Meg gaped at him. He was almost as broken as Lulu had been, a monster, a chimera assembled from parts of his former self. His life was over too, and he knew it.

“I wanted her, you know? Sex, it’s what the party is all about, no? Sex. She wanted it too, but then she changed her mind, pushed me away.” A trace of a smile crossed his face, a remnant of his old roguish charm. “Me. She pushed me away. I knew she wanted it, you know? I took her shoulders and shook her, hard, to make her see reason, you know? But she passed out. I was sure it was only that.” He drew himself up a little. “I make love to a lot of women, you know? But never when they are passed out. So I left the bedroom, my beautiful little chérie untouched on the bed. But I must have killed her. Shook her too hard. Her neck must have snapped, you know? I am … I am désolé.”

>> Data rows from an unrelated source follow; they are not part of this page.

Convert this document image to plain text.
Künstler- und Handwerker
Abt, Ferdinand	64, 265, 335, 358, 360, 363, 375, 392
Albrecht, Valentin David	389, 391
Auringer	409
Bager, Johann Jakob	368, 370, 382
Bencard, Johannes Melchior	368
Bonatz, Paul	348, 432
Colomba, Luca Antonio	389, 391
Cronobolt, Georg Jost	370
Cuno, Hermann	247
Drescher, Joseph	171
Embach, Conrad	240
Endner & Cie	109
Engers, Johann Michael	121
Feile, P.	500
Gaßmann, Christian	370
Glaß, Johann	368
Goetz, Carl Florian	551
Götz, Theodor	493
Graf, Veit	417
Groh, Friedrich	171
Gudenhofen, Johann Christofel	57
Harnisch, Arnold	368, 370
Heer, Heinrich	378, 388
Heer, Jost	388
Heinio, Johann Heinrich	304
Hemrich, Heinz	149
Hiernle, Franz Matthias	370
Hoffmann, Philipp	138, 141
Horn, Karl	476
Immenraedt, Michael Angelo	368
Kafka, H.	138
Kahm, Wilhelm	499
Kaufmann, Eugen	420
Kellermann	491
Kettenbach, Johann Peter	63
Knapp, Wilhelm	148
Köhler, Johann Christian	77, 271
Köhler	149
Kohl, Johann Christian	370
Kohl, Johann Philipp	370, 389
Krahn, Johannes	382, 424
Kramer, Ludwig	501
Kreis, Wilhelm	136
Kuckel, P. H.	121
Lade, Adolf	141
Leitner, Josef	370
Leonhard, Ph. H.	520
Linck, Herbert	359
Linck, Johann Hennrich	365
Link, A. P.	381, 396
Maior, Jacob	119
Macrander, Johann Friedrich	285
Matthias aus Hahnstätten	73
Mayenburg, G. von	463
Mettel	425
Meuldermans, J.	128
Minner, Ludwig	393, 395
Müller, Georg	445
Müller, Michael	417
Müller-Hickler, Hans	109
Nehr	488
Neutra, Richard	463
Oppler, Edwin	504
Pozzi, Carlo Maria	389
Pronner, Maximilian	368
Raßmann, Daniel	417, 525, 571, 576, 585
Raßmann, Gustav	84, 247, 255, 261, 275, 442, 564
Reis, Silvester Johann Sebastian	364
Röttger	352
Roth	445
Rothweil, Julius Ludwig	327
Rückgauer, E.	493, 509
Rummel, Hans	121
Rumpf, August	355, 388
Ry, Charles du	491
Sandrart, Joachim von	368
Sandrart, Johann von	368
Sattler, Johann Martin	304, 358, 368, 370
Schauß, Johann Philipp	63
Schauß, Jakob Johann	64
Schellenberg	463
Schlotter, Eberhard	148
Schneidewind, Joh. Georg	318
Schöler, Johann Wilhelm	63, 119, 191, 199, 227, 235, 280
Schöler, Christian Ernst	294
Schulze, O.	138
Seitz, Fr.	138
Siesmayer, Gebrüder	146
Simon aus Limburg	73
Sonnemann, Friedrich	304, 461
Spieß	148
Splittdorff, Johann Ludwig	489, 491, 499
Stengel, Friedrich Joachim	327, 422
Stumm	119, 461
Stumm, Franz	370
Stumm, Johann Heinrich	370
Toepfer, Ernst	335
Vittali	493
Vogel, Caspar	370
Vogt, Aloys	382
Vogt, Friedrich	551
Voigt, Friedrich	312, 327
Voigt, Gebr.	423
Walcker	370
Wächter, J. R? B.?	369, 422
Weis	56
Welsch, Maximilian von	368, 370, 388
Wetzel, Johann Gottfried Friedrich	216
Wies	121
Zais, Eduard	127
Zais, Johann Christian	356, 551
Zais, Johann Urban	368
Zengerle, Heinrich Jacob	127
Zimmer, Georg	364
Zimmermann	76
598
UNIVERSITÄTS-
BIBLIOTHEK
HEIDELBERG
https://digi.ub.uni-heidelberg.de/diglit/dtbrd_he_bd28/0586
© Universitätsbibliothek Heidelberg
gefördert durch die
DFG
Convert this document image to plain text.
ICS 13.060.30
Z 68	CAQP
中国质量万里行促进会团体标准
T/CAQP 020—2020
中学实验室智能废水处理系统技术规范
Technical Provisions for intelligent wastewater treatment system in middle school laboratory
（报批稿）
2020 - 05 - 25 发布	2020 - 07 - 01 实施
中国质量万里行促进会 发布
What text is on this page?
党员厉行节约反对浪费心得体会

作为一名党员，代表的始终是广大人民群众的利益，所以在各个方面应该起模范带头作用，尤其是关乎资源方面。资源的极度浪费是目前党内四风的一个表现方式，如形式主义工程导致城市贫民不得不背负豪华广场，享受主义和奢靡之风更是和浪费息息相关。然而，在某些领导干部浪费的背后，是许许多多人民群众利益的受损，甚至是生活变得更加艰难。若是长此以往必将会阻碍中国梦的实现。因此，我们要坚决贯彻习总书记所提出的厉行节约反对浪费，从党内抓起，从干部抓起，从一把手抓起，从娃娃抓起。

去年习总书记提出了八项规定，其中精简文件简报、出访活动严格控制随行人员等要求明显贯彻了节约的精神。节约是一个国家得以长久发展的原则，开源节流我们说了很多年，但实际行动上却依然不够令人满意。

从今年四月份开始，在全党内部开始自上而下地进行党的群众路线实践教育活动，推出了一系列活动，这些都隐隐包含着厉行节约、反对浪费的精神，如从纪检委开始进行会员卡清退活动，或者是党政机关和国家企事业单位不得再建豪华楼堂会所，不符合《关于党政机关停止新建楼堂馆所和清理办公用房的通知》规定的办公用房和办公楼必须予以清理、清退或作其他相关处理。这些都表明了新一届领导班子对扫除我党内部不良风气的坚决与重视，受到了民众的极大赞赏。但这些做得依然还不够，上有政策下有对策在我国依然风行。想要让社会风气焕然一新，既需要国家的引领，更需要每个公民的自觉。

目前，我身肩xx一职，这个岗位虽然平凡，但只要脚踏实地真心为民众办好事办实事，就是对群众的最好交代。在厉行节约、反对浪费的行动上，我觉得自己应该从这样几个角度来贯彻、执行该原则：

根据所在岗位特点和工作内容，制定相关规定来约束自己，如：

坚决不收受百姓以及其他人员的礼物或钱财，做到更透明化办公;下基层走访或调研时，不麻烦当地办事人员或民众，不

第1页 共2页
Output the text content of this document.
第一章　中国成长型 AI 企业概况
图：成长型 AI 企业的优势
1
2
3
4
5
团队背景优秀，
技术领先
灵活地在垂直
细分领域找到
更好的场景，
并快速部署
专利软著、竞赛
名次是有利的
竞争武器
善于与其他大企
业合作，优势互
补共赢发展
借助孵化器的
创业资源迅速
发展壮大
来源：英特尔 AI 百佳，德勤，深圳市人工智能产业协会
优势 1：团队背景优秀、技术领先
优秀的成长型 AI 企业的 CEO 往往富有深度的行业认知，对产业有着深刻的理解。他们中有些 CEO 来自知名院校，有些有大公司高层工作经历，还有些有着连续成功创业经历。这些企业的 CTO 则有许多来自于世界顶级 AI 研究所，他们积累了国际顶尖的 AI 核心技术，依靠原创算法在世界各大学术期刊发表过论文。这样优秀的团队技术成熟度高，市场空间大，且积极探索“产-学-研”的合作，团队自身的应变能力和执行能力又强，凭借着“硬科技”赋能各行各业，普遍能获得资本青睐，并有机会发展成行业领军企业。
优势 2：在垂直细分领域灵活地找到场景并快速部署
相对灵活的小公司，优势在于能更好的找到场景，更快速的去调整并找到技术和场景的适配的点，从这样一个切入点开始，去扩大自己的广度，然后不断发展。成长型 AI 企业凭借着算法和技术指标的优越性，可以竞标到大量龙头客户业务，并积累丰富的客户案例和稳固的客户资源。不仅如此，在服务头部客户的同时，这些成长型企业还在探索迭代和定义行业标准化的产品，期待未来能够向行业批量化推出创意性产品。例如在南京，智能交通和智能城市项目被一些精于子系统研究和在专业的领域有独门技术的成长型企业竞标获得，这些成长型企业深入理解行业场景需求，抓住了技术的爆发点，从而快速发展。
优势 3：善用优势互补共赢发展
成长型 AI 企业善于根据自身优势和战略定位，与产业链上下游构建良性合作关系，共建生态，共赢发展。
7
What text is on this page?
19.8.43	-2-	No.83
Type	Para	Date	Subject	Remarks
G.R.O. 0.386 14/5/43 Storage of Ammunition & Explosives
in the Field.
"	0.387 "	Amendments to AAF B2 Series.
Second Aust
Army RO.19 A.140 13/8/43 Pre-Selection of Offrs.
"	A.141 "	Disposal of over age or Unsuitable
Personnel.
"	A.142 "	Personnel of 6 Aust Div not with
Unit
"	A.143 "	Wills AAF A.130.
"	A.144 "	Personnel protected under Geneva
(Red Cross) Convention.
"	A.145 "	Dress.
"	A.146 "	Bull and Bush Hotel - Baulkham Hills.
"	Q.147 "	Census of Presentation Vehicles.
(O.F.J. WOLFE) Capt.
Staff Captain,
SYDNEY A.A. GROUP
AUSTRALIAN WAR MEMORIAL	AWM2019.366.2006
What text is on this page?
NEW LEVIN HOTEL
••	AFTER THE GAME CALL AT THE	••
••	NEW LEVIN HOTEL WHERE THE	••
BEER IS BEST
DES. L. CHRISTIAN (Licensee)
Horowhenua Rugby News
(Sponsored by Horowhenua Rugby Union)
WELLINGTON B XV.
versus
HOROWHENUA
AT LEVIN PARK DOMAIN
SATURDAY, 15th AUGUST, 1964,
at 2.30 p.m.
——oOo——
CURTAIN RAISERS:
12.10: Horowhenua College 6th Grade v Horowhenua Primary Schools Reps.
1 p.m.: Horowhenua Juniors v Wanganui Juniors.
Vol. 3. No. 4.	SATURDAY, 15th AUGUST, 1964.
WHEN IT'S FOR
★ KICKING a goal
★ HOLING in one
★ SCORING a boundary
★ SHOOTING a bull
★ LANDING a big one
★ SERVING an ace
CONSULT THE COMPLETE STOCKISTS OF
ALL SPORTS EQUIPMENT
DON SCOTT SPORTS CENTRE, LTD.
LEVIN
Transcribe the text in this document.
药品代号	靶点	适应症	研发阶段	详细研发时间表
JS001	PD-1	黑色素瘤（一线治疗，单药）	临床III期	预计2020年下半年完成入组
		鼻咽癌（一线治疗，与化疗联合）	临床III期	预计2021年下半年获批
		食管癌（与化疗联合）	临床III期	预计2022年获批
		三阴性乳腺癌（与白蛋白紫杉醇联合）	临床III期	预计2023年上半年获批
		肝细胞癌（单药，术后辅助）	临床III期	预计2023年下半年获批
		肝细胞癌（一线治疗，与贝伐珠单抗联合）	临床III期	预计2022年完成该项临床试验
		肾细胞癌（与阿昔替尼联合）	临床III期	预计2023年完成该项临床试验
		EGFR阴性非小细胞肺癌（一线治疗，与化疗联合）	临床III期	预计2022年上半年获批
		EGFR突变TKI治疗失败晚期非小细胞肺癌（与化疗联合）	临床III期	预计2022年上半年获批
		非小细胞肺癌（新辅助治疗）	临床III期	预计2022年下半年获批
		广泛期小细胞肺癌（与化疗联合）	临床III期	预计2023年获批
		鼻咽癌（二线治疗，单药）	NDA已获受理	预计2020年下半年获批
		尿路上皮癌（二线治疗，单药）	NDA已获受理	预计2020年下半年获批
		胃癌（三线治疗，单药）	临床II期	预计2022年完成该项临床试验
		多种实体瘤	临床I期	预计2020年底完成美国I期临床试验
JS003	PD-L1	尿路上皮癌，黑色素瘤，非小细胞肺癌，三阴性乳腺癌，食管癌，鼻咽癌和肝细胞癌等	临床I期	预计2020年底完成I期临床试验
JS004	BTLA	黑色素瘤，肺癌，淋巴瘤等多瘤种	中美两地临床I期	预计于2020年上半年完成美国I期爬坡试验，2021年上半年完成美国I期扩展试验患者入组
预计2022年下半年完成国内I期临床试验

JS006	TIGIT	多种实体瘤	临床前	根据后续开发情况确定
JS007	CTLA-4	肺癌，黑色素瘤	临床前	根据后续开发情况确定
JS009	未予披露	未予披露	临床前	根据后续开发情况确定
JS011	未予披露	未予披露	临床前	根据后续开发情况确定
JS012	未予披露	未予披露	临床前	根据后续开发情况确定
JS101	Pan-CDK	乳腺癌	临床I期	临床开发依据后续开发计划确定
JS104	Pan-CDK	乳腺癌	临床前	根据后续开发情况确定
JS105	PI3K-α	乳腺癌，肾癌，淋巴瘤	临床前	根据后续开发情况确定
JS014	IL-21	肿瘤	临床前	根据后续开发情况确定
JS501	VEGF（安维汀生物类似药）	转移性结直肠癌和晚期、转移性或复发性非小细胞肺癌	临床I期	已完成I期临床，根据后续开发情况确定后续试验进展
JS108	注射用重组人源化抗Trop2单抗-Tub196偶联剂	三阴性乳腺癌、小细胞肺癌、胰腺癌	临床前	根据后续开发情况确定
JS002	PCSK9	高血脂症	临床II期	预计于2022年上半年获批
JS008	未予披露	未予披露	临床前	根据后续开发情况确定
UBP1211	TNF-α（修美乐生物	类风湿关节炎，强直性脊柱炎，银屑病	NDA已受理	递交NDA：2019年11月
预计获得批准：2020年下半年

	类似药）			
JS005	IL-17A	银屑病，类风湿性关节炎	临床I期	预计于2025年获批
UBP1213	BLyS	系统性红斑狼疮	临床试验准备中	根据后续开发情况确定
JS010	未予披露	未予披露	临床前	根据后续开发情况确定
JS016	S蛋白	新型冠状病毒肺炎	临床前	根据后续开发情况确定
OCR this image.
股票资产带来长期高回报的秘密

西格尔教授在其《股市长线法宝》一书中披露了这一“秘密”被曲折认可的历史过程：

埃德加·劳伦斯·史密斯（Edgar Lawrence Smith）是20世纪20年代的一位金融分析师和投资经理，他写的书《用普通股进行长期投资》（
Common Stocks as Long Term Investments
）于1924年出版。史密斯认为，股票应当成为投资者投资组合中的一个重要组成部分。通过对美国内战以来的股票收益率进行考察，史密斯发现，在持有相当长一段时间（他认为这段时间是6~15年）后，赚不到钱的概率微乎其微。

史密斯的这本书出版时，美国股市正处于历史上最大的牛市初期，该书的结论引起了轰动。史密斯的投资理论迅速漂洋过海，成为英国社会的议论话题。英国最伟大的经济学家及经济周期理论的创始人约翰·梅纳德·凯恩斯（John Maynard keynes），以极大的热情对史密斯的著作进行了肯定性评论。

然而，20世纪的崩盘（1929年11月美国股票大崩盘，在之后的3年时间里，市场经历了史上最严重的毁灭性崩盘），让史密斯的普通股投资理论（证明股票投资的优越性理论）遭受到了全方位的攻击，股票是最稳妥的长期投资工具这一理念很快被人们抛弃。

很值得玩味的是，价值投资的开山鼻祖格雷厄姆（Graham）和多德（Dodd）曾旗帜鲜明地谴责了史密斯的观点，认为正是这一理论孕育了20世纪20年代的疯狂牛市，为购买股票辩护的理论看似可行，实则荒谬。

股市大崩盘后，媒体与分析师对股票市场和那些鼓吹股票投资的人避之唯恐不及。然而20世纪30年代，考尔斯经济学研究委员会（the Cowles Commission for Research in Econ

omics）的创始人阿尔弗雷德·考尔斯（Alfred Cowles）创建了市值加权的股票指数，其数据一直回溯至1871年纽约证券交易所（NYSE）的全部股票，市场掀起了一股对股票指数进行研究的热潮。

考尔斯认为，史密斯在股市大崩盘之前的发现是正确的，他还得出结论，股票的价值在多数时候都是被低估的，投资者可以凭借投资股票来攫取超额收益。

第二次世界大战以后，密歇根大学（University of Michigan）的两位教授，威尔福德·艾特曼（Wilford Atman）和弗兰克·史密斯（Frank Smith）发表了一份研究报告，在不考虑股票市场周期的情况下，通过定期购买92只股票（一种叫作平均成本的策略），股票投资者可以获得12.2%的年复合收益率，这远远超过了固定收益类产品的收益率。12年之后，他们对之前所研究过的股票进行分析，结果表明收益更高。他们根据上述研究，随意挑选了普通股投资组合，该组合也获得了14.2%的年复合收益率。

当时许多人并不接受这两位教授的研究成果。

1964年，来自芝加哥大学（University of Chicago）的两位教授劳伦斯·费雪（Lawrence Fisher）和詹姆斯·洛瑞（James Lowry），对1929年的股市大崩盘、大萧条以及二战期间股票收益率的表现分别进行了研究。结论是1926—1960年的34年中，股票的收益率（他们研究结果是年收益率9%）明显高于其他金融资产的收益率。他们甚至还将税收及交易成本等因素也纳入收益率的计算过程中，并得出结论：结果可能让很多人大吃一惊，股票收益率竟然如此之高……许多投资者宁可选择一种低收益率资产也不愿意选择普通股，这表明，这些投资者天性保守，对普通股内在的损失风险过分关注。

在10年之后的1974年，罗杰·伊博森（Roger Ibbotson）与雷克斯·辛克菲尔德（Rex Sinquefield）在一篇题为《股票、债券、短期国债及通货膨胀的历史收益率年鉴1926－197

His voice broke, his shoulders shook, he dropped his head into his arms on the counter and wept. Meg’s mind reeled. She watched until, at a signal from a detective, an officer put his hand on her arm and led her out of the kitchen.

As she left the room, Meg heard the detective ask Henri how the body had ended up in the den. She knew without looking that Henri only shrugged.

After a long while, the guests were released, shocked, tired, bedraggled, and grief stricken, to make their way home. No one met anyone else’s eyes. An officer asked Meg if she wanted to return to Philadelphia at once, but Thom told them she had planned to stay overnight and was considered family. Meg smiled at him gratefully. She would stay.